Because Shadow is a full Windows PC, you can install and run any Windows game or app, just like on a local machine. On a Chromebook, launch Chrome and sign in to your Shadow PC to access Windows in seconds, right inside the browser. The Chromebook simply streams the Shadow PC and does no heavy lifting; its limited power is no longer a problem.

For gaming, the benefits are huge: there’s no catalog restriction. You can install any platform (Steam, Epic Games Store, GOG, Battle.net, and more) and any game, without worrying about Android availability or whether a title appears in a cloud‑gaming catalog.

And it goes well beyond Steam. You can install any Windows software: use Microsoft Word or Excel on a Chromebook, run Adobe Photoshop or Premiere Pro, or 3D tools like Blender; smoothly and seamlessly.

You keep everything people love about Chromebooks; compactness, light weight, battery life, affordable price; while covering their main weaknesses (limited performance and software compatibility) with Shadow PC.

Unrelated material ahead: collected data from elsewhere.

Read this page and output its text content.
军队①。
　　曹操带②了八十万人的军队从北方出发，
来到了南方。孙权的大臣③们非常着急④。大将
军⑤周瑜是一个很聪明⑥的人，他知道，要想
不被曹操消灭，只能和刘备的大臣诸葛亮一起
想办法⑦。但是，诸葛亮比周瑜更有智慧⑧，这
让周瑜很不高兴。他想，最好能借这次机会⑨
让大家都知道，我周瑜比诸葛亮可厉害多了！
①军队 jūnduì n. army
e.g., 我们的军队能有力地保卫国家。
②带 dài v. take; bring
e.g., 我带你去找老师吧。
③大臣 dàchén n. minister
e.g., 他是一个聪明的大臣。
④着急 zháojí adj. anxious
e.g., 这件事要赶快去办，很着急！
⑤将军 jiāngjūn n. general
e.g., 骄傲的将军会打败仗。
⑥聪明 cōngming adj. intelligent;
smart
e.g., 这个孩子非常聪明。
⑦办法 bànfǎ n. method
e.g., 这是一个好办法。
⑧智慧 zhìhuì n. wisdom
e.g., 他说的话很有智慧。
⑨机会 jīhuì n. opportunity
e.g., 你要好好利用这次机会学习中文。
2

In short, Shadow lets you turn any Chromebook into a gaming and media PC, and also brings the full Windows software ecosystem to ChromeOS. For those invested in ChromeOS who don’t want to give up PC games and apps, it’s a compelling choice whose benefits go far beyond installing Steam on ChromeOS.

What’s next for gaming on Chromebooks?

Steam ending on ChromeOS doesn’t spell the end of gaming on Chromebooks. While losing native Steam may feel like a break, Steam’s presence never guaranteed a good experience: Chromebooks’ limited performance and the tiny list of compatible games kept expectations in check.

Chromebook gaming will evolve along two paths. First, ongoing ChromeOS‑Android convergence will support native Android gaming with a vast; mostly casual; catalog suited to Chromebooks’ modest hardware. Controls will remain an open question, but that convergence could encourage developers to add better keyboard and trackpad support over time.

In parallel, the rapid growth of cloud gaming and full cloud PCs (like Shadow) lets Chromebooks shine where they already excel (price, battery life, lightness, simplicity) while becoming far more versatile. Because the cloud is already central to the Chromebook experience, the rise of cloud‑based gaming on ChromeOS is a natural way to meet gamers’ needs.

Bottom line: Steam’s sunset on Chromebooks doesn’t mean players should give up. In fact, the ecosystem has never looked better in 2025. Between Android games, cloud‑gaming services, and full Windows apps via a cloud PC, playing on a Chromebook will remain very much possible in 2026 and beyond; thanks to the cloud, a foundational piece of the ChromeOS experience.